Elles habitent des hameaux cachés dans les replis de la montagne, comme Ta Phin, cinq cents habitants, une demi-douzaine de masures de bois, avec des toits en paille de riz. Une ampoule éclaire faiblement la grande et unique pièce, la table et les bancs. Accrochées aux parois, des photos : le jour du mariage, la soirée au restaurant et des Polaroïd des enfants riant, cadeaux des visiteurs étrangers.

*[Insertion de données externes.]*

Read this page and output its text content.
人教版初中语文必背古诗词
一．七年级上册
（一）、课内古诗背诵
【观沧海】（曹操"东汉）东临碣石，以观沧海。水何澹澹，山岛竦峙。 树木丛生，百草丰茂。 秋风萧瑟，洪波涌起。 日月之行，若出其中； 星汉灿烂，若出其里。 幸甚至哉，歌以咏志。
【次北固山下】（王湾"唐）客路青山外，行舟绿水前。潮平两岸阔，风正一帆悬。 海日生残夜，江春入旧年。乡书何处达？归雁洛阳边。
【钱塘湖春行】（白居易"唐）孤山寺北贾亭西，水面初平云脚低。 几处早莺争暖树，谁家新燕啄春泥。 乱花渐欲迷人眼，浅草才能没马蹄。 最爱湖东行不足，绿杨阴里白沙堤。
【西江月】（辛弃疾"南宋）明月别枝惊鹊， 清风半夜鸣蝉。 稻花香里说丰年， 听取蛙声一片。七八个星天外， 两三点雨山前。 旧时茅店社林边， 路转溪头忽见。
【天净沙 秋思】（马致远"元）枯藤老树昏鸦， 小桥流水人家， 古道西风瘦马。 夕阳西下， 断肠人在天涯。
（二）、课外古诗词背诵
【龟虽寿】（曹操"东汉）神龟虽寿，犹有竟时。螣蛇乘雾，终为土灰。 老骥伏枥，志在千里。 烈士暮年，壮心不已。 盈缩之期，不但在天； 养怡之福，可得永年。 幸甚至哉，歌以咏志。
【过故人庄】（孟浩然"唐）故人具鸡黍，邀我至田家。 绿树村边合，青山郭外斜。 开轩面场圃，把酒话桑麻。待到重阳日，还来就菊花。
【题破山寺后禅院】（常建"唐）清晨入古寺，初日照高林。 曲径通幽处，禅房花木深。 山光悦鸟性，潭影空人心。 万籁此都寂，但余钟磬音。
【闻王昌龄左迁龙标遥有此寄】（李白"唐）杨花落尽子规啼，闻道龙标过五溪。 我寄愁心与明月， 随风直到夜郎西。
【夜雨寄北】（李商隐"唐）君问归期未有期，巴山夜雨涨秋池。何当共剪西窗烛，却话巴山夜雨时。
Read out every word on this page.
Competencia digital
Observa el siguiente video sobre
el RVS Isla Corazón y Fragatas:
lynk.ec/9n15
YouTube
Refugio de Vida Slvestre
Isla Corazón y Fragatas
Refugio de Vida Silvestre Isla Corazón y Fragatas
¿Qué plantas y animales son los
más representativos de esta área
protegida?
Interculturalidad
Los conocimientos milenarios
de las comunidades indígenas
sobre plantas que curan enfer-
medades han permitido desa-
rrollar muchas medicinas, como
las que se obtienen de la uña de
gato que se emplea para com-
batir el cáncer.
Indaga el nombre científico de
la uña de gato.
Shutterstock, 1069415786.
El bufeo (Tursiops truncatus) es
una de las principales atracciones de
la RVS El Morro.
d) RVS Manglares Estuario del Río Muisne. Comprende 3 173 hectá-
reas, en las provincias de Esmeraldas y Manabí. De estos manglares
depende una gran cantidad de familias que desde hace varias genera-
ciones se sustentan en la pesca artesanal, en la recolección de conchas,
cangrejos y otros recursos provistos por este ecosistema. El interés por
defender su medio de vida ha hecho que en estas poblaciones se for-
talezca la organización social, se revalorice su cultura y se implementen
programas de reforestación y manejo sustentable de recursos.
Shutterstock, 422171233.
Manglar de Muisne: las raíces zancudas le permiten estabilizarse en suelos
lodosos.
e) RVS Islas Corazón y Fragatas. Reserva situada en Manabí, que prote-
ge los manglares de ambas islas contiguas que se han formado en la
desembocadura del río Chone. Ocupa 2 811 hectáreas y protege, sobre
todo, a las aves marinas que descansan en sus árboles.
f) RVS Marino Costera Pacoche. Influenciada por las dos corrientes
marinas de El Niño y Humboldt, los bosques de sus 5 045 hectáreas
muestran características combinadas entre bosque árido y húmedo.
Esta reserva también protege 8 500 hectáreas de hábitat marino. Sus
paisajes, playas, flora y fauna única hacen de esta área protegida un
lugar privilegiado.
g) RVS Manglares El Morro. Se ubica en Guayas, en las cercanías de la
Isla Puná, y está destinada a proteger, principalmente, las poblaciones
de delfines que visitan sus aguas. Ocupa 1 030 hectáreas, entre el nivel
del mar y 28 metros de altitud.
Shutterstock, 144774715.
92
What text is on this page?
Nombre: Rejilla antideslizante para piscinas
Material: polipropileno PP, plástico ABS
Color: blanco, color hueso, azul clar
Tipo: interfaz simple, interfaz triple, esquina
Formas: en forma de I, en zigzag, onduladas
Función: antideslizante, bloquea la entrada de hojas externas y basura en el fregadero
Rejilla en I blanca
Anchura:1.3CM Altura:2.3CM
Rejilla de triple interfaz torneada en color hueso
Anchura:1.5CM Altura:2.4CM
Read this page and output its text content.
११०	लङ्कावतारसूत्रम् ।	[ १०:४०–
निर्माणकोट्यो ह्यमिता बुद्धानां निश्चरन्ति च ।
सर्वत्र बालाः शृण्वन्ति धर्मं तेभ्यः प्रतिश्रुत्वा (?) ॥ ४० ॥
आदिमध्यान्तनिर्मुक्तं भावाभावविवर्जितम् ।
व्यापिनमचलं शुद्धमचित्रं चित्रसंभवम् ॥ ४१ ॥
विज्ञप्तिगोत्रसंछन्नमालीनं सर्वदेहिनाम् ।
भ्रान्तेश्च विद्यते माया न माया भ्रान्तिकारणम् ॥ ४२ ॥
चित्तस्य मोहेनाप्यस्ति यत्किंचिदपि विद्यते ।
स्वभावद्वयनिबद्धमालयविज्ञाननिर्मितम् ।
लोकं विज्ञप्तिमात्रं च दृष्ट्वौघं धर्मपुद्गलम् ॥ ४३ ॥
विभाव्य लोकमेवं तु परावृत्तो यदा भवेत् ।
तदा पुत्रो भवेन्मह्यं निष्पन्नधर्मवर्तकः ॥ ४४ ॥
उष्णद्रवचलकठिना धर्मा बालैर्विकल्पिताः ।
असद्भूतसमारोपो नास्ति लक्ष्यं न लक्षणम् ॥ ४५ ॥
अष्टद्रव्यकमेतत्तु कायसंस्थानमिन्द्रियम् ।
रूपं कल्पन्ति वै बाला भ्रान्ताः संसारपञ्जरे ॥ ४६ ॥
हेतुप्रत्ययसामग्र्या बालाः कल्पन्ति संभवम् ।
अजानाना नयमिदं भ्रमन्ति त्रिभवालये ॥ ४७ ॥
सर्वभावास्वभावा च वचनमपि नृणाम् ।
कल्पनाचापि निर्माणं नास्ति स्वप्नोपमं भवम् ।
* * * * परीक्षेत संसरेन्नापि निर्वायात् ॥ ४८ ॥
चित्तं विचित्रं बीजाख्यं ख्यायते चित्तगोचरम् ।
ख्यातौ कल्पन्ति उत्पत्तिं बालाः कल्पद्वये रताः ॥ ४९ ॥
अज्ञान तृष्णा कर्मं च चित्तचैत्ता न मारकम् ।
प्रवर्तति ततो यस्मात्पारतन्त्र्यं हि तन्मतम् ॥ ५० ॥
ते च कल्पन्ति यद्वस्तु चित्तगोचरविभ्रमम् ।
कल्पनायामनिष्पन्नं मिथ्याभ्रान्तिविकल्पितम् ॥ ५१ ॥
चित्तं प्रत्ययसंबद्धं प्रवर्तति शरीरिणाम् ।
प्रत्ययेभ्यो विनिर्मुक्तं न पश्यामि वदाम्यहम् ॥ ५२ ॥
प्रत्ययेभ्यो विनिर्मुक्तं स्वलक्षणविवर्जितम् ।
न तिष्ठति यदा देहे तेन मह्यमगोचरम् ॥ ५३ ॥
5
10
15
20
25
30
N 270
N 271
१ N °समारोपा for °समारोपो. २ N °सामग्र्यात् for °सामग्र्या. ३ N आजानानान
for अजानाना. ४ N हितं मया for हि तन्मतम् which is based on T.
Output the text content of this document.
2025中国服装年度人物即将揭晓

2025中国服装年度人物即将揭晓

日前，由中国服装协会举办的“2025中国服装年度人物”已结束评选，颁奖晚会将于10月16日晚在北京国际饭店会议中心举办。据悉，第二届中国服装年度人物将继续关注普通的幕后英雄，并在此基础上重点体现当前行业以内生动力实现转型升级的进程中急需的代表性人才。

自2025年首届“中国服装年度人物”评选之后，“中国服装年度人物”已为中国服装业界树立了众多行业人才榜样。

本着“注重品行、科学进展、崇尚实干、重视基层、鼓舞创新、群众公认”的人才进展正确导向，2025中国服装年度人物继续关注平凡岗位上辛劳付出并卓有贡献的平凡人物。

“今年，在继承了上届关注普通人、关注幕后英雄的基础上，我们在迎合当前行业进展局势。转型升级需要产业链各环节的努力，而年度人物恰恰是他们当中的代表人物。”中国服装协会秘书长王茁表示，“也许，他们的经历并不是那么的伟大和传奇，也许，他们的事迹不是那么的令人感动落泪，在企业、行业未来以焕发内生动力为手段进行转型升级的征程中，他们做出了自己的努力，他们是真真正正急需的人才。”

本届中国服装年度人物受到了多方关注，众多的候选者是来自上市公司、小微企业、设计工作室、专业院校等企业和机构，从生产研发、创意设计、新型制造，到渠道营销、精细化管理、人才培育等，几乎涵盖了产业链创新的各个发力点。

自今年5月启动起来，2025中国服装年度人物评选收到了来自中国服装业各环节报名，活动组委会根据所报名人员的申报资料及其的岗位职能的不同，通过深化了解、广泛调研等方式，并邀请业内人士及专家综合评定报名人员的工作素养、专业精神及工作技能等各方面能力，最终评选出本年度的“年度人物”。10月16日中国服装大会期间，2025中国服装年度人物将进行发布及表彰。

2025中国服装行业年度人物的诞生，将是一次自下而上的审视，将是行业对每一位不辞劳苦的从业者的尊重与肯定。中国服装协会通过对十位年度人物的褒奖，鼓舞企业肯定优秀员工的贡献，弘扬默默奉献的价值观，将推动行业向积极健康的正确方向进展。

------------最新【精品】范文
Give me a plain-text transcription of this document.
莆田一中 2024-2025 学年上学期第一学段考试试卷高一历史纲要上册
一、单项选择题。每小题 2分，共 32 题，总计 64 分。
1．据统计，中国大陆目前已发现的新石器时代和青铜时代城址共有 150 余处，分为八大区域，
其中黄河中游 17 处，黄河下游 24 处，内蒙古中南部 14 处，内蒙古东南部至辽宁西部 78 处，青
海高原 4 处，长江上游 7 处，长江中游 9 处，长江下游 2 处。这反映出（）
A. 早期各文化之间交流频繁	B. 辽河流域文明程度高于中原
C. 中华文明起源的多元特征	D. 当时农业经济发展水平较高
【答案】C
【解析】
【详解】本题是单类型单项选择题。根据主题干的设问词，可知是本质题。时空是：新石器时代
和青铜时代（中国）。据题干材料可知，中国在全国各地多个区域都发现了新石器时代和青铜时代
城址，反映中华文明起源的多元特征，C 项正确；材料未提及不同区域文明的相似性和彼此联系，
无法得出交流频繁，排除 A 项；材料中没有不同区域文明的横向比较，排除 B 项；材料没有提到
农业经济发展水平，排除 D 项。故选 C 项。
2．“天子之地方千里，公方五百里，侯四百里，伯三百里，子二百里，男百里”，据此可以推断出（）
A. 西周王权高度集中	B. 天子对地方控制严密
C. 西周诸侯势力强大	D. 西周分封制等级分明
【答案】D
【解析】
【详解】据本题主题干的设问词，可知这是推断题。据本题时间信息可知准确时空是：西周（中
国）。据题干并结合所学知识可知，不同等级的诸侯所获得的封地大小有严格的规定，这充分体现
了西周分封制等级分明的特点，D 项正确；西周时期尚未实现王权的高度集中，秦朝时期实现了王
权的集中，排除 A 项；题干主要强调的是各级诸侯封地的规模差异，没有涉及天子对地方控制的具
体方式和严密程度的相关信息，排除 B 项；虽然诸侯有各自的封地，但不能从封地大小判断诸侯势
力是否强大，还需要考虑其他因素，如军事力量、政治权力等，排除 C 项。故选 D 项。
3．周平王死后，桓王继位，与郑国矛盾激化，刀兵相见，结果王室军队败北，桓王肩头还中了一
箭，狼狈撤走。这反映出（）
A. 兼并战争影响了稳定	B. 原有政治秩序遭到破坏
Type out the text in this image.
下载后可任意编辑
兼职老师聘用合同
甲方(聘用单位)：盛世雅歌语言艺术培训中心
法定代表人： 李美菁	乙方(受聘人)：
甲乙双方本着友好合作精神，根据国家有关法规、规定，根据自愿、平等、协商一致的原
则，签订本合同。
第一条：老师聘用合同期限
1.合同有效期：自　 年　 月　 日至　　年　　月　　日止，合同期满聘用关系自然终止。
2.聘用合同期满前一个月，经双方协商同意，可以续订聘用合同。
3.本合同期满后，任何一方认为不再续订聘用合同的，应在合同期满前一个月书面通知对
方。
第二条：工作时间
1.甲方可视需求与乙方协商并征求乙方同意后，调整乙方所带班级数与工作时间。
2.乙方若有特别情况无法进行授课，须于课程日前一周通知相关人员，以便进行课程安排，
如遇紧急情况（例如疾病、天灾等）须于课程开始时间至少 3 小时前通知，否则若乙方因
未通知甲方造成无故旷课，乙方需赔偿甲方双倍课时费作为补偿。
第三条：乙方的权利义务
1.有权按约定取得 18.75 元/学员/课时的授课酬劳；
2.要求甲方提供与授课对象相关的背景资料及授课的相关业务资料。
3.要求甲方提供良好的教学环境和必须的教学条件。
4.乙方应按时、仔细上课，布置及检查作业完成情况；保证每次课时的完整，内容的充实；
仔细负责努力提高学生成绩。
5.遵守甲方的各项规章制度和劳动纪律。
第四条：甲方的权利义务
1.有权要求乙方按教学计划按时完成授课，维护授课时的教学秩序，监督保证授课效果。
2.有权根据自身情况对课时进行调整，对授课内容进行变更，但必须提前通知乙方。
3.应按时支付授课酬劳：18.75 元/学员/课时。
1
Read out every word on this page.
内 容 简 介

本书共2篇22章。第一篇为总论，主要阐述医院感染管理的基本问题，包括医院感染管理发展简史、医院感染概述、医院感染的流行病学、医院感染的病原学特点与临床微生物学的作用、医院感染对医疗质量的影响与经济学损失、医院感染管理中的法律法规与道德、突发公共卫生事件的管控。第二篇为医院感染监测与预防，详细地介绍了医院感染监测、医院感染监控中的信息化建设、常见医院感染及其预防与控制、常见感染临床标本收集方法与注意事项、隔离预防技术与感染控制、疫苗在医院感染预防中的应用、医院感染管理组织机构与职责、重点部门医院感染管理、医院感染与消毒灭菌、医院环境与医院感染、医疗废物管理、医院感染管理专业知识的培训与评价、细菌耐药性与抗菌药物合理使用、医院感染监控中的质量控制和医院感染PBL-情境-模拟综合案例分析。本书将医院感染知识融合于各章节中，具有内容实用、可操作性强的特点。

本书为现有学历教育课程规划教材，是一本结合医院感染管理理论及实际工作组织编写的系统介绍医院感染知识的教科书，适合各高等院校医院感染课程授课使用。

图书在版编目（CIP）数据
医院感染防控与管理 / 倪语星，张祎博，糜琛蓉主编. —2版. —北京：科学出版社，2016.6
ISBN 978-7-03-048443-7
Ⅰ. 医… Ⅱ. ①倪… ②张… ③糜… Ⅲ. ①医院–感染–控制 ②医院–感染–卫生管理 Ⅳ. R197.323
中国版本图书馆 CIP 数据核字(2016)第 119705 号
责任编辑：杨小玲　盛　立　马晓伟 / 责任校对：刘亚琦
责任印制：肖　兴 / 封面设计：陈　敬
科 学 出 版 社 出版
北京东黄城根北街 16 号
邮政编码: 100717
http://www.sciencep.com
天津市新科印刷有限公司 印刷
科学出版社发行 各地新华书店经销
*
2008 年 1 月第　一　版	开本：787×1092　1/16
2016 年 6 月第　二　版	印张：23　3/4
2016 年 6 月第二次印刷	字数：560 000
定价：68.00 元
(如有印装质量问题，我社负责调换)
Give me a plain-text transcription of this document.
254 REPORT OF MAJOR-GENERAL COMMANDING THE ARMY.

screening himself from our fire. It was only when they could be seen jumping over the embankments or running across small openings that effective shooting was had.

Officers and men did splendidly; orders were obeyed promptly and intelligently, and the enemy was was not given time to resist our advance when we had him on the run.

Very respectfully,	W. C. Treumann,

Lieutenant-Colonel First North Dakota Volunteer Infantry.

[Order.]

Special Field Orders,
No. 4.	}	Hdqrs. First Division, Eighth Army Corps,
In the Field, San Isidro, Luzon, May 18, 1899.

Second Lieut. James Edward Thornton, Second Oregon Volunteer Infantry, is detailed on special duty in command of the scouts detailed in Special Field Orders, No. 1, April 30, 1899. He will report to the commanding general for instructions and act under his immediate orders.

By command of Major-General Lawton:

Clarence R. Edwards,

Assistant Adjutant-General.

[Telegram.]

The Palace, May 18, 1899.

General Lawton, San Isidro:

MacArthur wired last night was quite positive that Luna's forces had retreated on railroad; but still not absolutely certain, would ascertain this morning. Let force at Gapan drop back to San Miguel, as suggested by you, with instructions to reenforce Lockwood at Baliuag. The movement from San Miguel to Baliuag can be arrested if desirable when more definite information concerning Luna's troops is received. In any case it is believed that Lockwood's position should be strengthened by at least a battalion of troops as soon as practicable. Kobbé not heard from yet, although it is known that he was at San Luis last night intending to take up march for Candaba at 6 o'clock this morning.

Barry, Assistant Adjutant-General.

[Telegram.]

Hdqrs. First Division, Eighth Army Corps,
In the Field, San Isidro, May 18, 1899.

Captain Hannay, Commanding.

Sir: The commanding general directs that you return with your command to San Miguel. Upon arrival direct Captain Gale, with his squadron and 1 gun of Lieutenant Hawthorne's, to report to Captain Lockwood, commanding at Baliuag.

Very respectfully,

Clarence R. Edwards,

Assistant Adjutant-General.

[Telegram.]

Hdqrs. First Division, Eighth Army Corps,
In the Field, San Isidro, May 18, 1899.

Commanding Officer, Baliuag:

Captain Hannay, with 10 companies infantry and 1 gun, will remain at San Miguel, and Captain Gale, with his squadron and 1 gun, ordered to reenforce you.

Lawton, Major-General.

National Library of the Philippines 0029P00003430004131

Toute la famille participe aux rudes travaux des rizières, le dos courbé, les pieds toujours dans l'eau, pour à peine de quoi survivre. La malaria guette. Sur le mur du dispensaire, des dessins expliquent les règles de base de l'hygiène. Même si la Constitution protège leurs droits politiques et civiques, ces ethnies minoritaires restent à part du pays. Les Vietnamiens ne comprennent pas toujours leur vietnamien, qu'ils prononcent à leur manière : car ils ont conservé leurs langues et leurs traditions, parfois même leurs organisations féodales. Et toutes ces différences sont à la source du racisme qu'ils subissent.

Ces H'mong, ces Yao ou ces Tay trouvent auprès des touristes l'attention qu'ils méritent. Mais ils courent le risque de bientôt être visités comme les survivants d'une époque révolue, une espèce rare, confinée dans une réserve qui serait celle des « Indiens du Tonkin ». Car ils sont beaux comme ce pays où derrière la bruine de la pluie le soleil n'est pas loin. Dans la région de Sa Pa, le temps change tout le temps. Il y a souvent de la brume. Elle descend des sommets, dans une nappe épaisse, envahit les vallées, remonte les chemins et enveloppe les silhouettes des femmes H'mong jusqu'à les faire disparaître.

de Bruno Caussé - "Le Monde", le 17 Novembre 1999.